Most companies want to be greener, but are failing to do so
The large majority of businesses see sustainability as a key goal, but many are unsure how to action and even measure their efforts to go green, a new study has found.
Google Cloud surveyed 1,491 executives across 16 EMEA countries on their sustainability practices, with 90% of leaders identifiying ESG initiatives as their top organisation priority.
However sustainability efforts receive some of the lowest investment levels, especially proportionally to how important they are viewed.
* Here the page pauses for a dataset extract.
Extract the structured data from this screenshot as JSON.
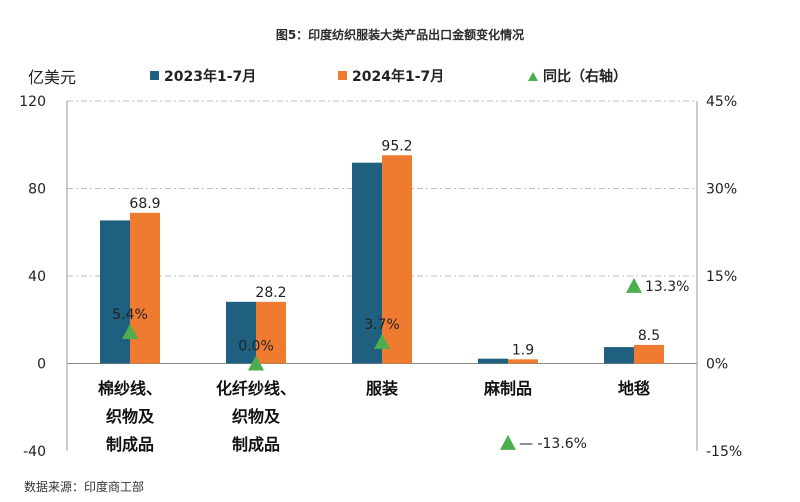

Just 9% of these businesses were allocating resources towards sustainability goals.
Empty words
In the UK specifically, 71% of executives said that their organisation was guilty of so-called greenwashing, which is higher than the EMEA average of 54%. The practice involves making empty pledges with little to no actual follow-through.
"The research showed a troubling gap between how well companies think they're doing, and how accurately they’re able to measure it," says Google.
"Only 36% of respondents said their organizations have measurement tools in place to quantify their sustainability efforts, and just 17% are using those measurements to optimize based on results."
It goes without saying that accurately tracking sustainability goals is incredibly hard without the right tools.
Perhaps the only good news from the survey is that executives are clearly aware of the importance of sustainability and have, at least in words, expressed a commitment to changing things.
Dark clouds
One of the main difficulties for Google Cloud itself is that cloud computing uses a lot of resources, especially water and energy.
Running a vast data center is an incredibly resource-intensive thing to do, which is one of the reasons that Google, Meta, and others are simultaneously building centres in cold countries and signing huge deals to gobble up renewable energy.
Hopefully Google can heed its own research and invest genuinely and properly into creating a sustainable way of running hyperscale data centres that power much of the world's "cloud" computing.